3-4 Design Concept of Movement and Camerawork
1. Horizontal movement + vertical movement + rotation are switched every 4 seconds to add contrast.
2. If you write the camera lens value as a "guideline for distance," Vidu reproduces the perspective surprisingly faithfully.
3. Slow motion is entered at "0.5x." The reason is that the image quality will decrease if you add length in post-editing, so it will be smoother if you set it to slow motion on Vidu from the beginning.
Part 4. Sound effects and BGM - Vidu AI Sound Effects × Suno AI
4-1. What is Vidu AI Sound Effects?
A new feature added by Vidu in April 2025 is a tool that generates sound effects just by entering text and a timestamp. If you write something like "0-2 s: wind" or "2-4 s: sword clash," it will create a multi-layer according to the number of seconds.
In the past, we would search through sound effect websites and manually match waveforms, but with this feature, you can complete a clip in just a few seconds.
4-2 BGM with Suno AI
Suno AI is a music generation service that creates 2-3 minute songs from just text input.

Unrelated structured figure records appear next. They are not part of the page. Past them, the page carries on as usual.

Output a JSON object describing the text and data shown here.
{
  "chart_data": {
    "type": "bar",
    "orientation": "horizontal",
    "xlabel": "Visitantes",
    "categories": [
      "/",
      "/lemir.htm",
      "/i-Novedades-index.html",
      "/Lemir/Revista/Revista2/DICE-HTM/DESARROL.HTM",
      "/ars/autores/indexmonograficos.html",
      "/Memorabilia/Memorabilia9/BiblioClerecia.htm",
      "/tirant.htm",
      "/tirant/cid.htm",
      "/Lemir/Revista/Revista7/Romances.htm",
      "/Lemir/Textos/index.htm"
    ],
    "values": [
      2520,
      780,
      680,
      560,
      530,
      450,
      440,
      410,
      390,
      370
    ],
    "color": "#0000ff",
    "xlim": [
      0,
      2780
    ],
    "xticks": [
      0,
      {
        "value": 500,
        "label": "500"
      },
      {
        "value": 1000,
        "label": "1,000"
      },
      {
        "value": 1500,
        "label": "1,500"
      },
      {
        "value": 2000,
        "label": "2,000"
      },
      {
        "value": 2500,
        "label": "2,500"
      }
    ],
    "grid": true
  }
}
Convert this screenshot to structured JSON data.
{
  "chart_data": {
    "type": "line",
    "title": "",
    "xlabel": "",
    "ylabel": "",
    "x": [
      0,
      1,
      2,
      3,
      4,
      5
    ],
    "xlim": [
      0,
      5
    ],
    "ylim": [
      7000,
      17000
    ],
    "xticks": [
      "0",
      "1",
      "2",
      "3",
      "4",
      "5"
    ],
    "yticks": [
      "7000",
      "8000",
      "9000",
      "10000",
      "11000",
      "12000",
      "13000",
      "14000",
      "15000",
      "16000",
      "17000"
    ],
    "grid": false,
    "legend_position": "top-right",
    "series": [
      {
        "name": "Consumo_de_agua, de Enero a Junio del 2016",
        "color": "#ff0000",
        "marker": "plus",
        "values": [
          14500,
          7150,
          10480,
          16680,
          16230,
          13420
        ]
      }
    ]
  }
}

While a detailed explanation is omitted, you can generate background music by turning on "Instrumental" in the Suno AI Create screen and simply entering text for the "Style."
Style Example
Japanese anime rock, uplifting Instruments: cinematic synthwave, pulsing bass arpeggio, punchy electronic drums
90% of the sound is completed using Vidu's in-house sound effects and Suno AI music. The remaining 10% is spiced up with EQ and limiters in Filmora and Resolve, and a 30-second animation can be completed without any rework.
Part 5. FAQ and Real-Life Failure Stories
1. Hair color changes midway
Issue: Only the front view image was registered as a reference.
Solution: Register both front and side views, and place the front image at the top of the tag order (Vidu prioritizes based on tag order).
2. Face appears in a back shot
Issue: Forgot to write "face not visible" in the back view prompt.
Solution: Add "face hidden, back view, no facial details" to the back view prompt.
3. Camera speed jumps at the 4-second boundary
Issue: Missing camera verb for each clip.
Solution: Ensure that every clip includes specific verbs like "dolly-in" or "tilt-down."
Conclusion
The 4-second limit is not a "constraint" but rather an editing point. If you approach it this way, Vidu becomes a high-speed feedback tool that allows you to "think → instantly see results." You can register up to 3 reference images, but a 2-image setup with front and side views is more practical. After generation, simply click the HD button to upscale to 1080p in one click.
That being said, the UI and pricing of AI tools change daily. Please check the official documentation, and don't be afraid to try things out, even if you fail. I look forward to seeing your original AI animations on your timeline next!